William Meezan was sued by an Ohio State professor for discrimination and was later accused of inappropriate behavior by the university when he spoke at a student orientation while wearing a T-shirt emblazoned with the phrase "rub my nuts."
But Meezan, who began his tenure as dean in July 2005, insists physical and personal issues were the cause of his resignation, not his long-running conflict with professor Rudolph Alexander Jr. or the accusation of inappropriate conduct by the OSU Office of Human Resources.
"While [the conflict and Human Resources investigation] was an additional stressor in my work life, the dean's position is filled with many such situations. This was not a major factor in my decision," Meezan said in an e-mail.
Alexander, a professor in the College of Social Work, sued Meezan and other OSU employees for discrimination based on race. He also claimed in a February 2009 deposition that Meezan bullied minority faculty members. In May 2008, Meezan alleged that Alexander told students that Meezan was a "gay leprechaun" and had AIDS.
Alexander's lawsuit is still ongoing. In a previous e-mail to an OSU attorney, Alexander said: "In effect, it's going to take a seven-figure settlement to get me to drop this case. I will likely retire immediately, leave Ohio State and move back to Texas. At this point I'm totally disgusted. Every time I see Meezan, I want to punch him in the face. And this is putting it mildly."
In November 2008, Alexander filed another complaint with Human Resources when Meezan wore a shirt reading "rub my nuts." A subsequent report by the Office of Human Resources concluded that Meezan acted inappropriately by wearing the shirt and again when he indicated a preference for non-foreign minorities at a faculty search committee meeting.
In May, Executive Vice President and Provost Joseph Alutto sent Meezan a memo saying that the Human Resources report on Meezan would be considered in Meezan's upcoming salary review and re-appointment process and that a meeting would occur in "the near future."
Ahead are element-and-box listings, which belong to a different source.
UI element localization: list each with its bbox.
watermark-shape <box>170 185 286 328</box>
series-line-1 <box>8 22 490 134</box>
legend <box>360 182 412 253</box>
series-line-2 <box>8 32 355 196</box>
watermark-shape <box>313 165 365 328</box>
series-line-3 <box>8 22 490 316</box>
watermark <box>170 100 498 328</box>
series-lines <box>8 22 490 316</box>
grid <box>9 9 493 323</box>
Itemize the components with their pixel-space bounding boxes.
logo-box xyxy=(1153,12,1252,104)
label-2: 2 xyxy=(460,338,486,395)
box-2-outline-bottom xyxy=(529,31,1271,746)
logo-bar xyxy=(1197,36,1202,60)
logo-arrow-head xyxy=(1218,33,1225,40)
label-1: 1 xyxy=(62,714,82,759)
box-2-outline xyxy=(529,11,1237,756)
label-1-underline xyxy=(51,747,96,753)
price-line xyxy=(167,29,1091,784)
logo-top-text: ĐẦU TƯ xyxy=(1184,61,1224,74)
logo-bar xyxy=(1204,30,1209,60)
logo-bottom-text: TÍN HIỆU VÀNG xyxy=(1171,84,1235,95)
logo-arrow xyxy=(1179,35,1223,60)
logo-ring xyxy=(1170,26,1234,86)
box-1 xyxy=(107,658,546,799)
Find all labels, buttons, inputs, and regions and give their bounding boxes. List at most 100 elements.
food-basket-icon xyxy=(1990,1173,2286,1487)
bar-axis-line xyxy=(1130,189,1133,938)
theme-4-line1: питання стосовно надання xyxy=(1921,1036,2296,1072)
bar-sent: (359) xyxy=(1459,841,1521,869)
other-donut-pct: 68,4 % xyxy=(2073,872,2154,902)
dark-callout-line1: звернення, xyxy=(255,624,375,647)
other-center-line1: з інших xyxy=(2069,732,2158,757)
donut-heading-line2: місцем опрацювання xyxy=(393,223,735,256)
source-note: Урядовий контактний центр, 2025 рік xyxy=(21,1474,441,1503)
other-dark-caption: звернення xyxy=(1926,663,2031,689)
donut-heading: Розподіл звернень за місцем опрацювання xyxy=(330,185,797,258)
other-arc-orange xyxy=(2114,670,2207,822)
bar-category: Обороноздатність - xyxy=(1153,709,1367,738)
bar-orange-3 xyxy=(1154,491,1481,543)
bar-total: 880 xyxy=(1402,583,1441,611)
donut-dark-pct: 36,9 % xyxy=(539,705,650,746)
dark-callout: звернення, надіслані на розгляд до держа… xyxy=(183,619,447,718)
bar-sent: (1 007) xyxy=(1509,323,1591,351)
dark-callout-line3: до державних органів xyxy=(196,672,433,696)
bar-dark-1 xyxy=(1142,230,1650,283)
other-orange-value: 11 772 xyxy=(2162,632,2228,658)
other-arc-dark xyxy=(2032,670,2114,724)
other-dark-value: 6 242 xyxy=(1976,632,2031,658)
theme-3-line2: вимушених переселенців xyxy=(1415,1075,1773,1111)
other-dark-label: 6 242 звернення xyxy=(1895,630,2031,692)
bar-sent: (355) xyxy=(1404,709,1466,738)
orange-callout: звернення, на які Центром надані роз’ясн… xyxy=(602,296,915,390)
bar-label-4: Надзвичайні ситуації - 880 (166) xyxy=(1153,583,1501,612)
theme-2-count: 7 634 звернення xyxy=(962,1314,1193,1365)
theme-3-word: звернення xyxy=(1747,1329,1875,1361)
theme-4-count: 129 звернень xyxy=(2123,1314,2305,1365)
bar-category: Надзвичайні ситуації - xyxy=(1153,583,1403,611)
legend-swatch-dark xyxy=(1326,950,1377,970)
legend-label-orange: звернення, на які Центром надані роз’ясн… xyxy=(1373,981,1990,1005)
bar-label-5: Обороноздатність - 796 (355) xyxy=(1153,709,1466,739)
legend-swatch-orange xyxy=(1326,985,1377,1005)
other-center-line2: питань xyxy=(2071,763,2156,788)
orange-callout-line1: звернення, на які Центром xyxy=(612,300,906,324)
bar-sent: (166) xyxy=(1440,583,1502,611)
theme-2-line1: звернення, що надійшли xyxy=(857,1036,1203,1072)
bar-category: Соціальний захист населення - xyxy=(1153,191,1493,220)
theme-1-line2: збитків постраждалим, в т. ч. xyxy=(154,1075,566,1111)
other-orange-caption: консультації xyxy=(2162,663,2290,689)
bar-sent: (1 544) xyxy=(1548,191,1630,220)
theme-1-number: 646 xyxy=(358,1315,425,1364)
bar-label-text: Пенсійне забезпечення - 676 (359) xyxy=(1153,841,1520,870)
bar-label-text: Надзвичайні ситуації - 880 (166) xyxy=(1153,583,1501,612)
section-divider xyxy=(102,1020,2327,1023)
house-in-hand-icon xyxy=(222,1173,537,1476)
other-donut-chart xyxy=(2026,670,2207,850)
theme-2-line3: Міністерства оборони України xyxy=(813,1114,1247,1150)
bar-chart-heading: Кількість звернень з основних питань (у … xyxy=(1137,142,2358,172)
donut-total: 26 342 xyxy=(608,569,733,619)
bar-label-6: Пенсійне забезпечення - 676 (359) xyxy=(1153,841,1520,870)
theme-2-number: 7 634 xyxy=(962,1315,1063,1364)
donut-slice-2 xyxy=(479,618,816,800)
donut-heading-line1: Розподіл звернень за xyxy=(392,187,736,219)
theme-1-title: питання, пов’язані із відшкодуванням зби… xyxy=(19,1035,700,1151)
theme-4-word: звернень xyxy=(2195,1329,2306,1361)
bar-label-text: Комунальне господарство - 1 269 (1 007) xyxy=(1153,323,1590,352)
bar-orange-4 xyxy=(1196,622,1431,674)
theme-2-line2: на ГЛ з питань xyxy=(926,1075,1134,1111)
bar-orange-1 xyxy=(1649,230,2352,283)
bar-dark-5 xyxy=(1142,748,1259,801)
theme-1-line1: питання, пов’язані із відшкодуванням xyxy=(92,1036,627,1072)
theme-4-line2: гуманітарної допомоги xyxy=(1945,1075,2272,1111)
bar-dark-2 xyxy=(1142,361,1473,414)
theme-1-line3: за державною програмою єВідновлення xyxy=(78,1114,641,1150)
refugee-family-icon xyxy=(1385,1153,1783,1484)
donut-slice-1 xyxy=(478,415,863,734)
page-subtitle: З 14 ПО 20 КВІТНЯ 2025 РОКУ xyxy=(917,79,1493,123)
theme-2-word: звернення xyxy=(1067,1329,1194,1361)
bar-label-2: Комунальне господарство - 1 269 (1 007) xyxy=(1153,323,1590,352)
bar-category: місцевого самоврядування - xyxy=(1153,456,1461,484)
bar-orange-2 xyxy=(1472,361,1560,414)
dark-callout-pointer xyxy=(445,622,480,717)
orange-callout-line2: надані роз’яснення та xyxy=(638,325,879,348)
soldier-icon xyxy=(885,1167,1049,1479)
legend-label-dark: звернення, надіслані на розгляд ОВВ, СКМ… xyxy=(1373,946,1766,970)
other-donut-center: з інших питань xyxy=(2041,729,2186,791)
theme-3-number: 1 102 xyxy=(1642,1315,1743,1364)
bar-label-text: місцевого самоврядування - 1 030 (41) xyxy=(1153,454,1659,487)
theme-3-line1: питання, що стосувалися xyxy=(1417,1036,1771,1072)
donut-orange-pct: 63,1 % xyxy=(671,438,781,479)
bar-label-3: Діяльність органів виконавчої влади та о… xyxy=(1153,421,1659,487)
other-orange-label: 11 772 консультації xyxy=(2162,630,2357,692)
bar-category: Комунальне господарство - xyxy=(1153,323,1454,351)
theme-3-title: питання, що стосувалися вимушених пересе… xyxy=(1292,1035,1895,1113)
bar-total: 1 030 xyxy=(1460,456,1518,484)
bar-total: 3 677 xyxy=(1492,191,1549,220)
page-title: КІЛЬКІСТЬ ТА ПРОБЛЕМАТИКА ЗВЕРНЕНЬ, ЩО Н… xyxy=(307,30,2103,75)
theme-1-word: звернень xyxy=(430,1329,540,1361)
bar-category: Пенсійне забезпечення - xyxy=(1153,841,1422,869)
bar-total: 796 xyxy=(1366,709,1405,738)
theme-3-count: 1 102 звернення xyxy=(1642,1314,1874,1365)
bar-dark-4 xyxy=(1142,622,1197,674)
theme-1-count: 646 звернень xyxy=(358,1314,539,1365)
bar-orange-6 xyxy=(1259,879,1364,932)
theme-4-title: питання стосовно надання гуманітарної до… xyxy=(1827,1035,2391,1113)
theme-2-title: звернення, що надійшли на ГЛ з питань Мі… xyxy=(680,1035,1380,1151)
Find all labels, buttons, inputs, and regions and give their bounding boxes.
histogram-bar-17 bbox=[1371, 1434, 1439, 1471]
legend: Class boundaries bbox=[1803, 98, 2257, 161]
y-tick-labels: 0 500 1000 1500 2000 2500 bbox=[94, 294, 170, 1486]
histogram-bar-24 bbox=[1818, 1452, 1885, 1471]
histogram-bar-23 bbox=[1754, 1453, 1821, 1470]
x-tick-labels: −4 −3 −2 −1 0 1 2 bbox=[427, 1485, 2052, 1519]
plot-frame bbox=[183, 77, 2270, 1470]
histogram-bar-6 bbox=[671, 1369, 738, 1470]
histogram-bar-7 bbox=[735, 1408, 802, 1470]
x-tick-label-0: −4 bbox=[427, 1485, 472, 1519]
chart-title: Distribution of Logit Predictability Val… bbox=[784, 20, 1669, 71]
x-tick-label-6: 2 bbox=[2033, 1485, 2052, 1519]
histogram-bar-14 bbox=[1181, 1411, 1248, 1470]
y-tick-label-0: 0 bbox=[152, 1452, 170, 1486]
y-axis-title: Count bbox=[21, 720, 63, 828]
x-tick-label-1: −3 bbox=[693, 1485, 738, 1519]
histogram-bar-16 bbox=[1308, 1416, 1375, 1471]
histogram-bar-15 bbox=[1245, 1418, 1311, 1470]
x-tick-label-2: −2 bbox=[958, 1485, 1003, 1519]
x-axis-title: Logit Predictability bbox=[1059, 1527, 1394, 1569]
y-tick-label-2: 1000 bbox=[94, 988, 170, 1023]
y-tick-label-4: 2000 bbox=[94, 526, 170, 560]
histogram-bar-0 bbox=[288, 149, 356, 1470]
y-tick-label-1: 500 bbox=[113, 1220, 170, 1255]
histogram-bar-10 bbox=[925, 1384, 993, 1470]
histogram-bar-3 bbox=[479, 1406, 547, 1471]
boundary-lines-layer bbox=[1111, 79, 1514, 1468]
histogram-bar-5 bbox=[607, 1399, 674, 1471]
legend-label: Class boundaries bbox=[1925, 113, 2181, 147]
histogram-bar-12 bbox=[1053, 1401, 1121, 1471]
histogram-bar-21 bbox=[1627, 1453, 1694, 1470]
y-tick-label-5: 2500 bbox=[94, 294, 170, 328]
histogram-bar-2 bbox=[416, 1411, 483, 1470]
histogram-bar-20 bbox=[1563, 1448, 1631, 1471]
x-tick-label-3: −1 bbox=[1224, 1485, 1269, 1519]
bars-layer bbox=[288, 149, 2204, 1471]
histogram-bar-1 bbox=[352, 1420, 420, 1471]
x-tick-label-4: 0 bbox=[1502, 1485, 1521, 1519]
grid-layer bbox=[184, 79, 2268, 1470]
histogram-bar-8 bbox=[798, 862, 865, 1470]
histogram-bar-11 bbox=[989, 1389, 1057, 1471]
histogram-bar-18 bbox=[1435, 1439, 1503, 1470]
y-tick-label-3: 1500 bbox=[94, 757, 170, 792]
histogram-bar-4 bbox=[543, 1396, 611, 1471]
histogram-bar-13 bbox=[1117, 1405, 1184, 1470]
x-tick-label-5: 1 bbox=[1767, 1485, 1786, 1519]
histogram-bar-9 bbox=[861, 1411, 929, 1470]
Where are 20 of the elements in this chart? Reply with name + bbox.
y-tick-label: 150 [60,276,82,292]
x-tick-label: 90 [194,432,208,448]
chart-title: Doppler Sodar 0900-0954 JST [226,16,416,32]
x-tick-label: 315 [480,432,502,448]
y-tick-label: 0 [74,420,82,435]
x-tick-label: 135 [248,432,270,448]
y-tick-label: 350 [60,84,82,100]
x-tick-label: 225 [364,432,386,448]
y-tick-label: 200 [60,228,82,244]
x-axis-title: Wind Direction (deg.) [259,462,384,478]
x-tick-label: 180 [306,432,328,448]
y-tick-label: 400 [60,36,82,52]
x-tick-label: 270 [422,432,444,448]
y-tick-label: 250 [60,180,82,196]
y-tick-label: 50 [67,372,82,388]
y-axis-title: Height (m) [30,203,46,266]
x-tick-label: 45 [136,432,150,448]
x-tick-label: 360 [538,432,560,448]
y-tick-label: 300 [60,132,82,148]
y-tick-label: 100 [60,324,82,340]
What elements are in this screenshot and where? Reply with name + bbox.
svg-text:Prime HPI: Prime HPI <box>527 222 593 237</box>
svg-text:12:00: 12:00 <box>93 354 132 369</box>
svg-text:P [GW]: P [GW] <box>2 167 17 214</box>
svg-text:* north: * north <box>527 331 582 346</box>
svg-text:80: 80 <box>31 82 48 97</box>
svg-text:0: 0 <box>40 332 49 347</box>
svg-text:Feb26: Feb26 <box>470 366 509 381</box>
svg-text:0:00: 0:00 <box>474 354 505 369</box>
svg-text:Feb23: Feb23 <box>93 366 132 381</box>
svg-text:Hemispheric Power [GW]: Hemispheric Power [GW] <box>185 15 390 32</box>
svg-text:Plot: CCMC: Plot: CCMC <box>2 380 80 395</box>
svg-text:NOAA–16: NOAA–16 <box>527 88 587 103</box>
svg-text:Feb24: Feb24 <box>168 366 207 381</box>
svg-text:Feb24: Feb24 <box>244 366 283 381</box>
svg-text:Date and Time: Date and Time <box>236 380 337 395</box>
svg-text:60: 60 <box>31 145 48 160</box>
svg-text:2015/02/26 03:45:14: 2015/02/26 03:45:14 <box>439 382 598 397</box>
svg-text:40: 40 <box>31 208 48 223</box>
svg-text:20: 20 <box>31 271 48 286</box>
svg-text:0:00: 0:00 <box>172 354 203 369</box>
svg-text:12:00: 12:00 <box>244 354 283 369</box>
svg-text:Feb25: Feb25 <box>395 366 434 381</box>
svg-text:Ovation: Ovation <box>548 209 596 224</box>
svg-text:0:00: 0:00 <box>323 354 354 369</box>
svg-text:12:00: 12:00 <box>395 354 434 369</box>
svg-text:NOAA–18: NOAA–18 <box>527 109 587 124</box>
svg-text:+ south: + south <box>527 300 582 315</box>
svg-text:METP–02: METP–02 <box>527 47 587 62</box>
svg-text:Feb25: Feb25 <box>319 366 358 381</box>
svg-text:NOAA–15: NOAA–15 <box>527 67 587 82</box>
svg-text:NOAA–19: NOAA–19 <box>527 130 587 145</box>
But Meezan notified Alutto that he would be resigning on July 10, before either the review or re-appointment process took place. His resignation went into effect Aug. 31.
Following Meezan's resignation announcement, Alutto issued the following statement: "Bill Meezan is highly regarded nationally as an outstanding scholar and educator. During his tenure as dean, he improved the support of research in the College of Social Work and refocused many of its programs. It was the dean's decision to now return to the faculty to continue his research and teaching, and we have accepted his resignation as dean."
Meezan says he is looking forward to returning as a teacher.
"I am most looking forward to being able to do more writing than I have over the last four years, to working with doctoral students on their research and development, to being better able to keep up with developments in my field of interest and imparting new knowledge to students at the masters level," he said in an e-mail.
As for Alexander, he had the following to say regarding Meezan's resignation: "I was on the search committee that interviewed Meezan in 2004 and I voted for him, though I had reservations about him. He had no sole authored publications in any major social work journal and one of his colleagues at Michigan described him as a street fighter from New York. I consider my favorable vote for him to have been a serious mistake."
Meezan's accomplishments as dean include significant increases in the college's budget, faculty salaries and research funding, as well as the establishment of an honors program. He admits to some regrets though, saying, "If there is anything I would have done differently, it would have been to not have pushed for change as quickly as I did."
Tom Gregoire has been appointed to serve as the college's interim dean.